The policies of the FDA and of other regulatory authorities may change and additional government regulations may be enacted that could prevent, limit or delay regulatory approval of any product candidate Forte develops. For example, the government may implement additional measures in response to any resurgence of the COVID-19 pandemic or other public health emergencies. Recently, the U.S. Supreme Court overruled the Chevron doctrine, which gives deference to regulatory agencies’ statutory interpretations in litigation against federal government agencies, such as the FDA, where the law is ambiguous. This landmark Supreme Court decision may invite more companies and other stakeholders to bring lawsuits against the FDA to challenge longstanding decisions and policies of the FDA, including FDA’s statutory interpretations of market exclusivities and the “substantial evidence” requirements for drug approvals, which could undermine the FDA’s authority, lead to uncertainties in the industry, and disrupt the FDA’s normal operations, any of which could delay the FDA’s review of our regulatory submissions. We cannot predict the full impact of this decision, future judicial challenges brought against the FDA, or the nature or extent of government regulation that may arise from future legislation or administrative action.

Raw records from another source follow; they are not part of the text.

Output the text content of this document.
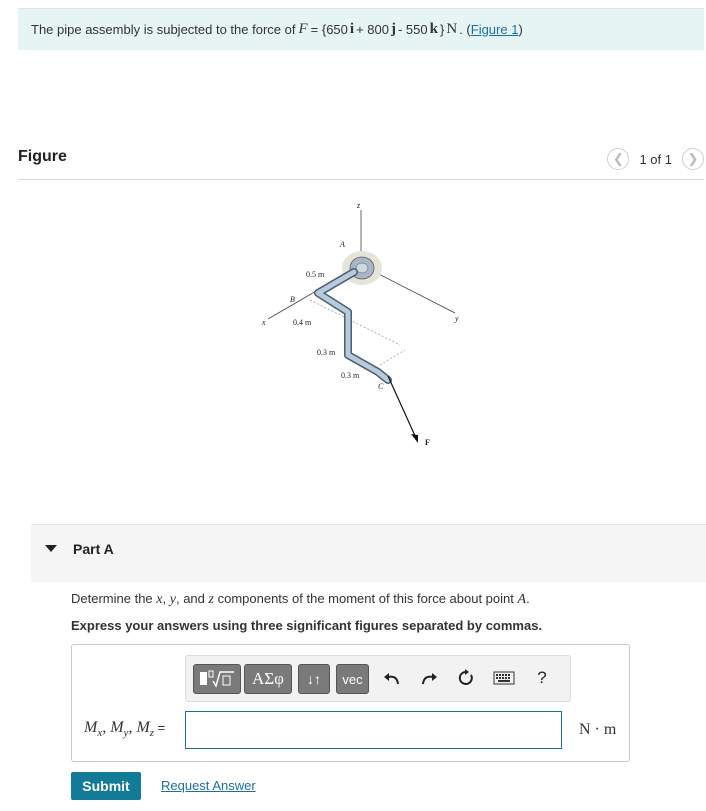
The pipe assembly is subjected to the force of F = {650 i + 800 j - 550 k } N .
( Figure 1 )
Figure	❮ 1 of 1 ❯
z
A
0.5 m
B
0.4 m
x	y
0.3 m
0.3 m
C
F
Part A
Determine the x, y, and z components of the moment of this force about point A.
Express your answers using three significant figures separated by commas.
ΑΣφ	↓↑	vec	?
$M_x$, $M_y$, $M_z$ =	N · m
Submit	Request Answer
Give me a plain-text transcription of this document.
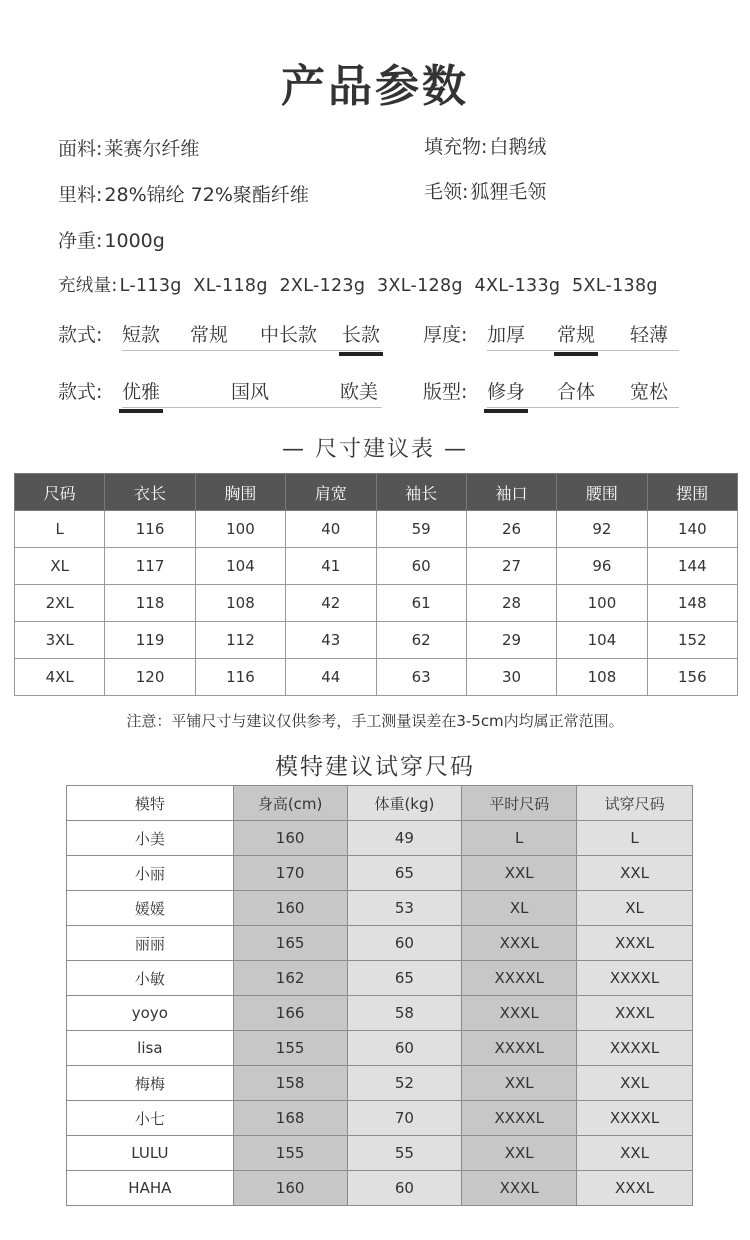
产品参数
面料: 莱赛尔纤维	填充物: 白鹅绒
里料: 28%锦纶 72%聚酯纤维	毛领: 狐狸毛领
净重: 1000g
充绒量: L-113g  XL-118g  2XL-123g  3XL-128g  4XL-133g  5XL-138g
款式: 短款 常规 中长款 长款 厚度: 加厚 常规 轻薄
款式: 优雅	国风	欧美 版型: 修身 合体 宽松
— 尺寸建议表 —
尺码	衣长	胸围	肩宽	袖长	袖口	腰围	摆围
L	116	100	40	59	26	92	140
XL	117	104	41	60	27	96	144
2XL	118	108	42	61	28	100	148
3XL	119	112	43	62	29	104	152
4XL	120	116	44	63	30	108	156
注意：平铺尺寸与建议仅供参考，手工测量误差在3-5cm内均属正常范围。
模特建议试穿尺码
模特	身高(cm)	体重(kg)	平时尺码	试穿尺码
小美	160	49	L	L
小丽	170	65	XXL	XXL
媛媛	160	53	XL	XL
丽丽	165	60	XXXL	XXXL
小敏	162	65	XXXXL	XXXXL
yoyo	166	58	XXXL	XXXL
lisa	155	60	XXXXL	XXXXL
梅梅	158	52	XXL	XXL
小七	168	70	XXXXL	XXXXL
LULU	155	55	XXL	XXL
HAHA	160	60	XXXL	XXXL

Forte cannot predict the likelihood, nature or extent of government regulation that may arise from future legislation or administrative or executive action, either in the United States or abroad. To the extent any legislative, administrative, or executive actions impose constraints on the FDA’s ability to engage in oversight and implementation activities in the normal course, its business may be negatively impacted. In addition, if Forte is slow or unable to adapt to changes in existing requirements or the adoption of new requirements or policies, or if Forte is not able to maintain regulatory compliance, Forte may lose any marketing approval that Forte may have obtained, and Forte may not achieve or sustain profitability.
Non-compliance by Forte or any future collaborator with regulatory requirements, including safety monitoring or pharmacovigilance requirements, can also result in significant financial penalties.
Healthcare legislative reform measures may have a material adverse effect on our business and results of operations.
In addition, several significant administrative law cases were decided by the U.S. Supreme Court in 2024, most notably Loper Bright Enterprises v. Raimondo, which overruled Chevron U.S.A., Inc. v. Natural Resources Defense Council, Inc. Since 1984, Chevron had required that courts defer to reasonable agency interpretations of statutes and agency action. In Loper Bright, the Supreme Court held that the U.S. Administrative Procedure Act requires courts to exercise their independent judgment when deciding whether an agency has acted within its statutory authority, and that courts may not defer to an agency interpretation solely because a statute is ambiguous. These decisions may result in additional legal challenges to regulations and guidance issued by federal regulatory agencies, including the FDA and CMS, that we have relied on and intend to rely on in the future. Any such challenges, if successful, could have an impact on our business, and any such impact could be material. In addition to potential changes to regulations and agency guidance as a result of legal challenges, these decisions may result in increased regulatory uncertainty and delays in and other impacts to the agency rulemaking process, any of which could adversely impact our business and operations.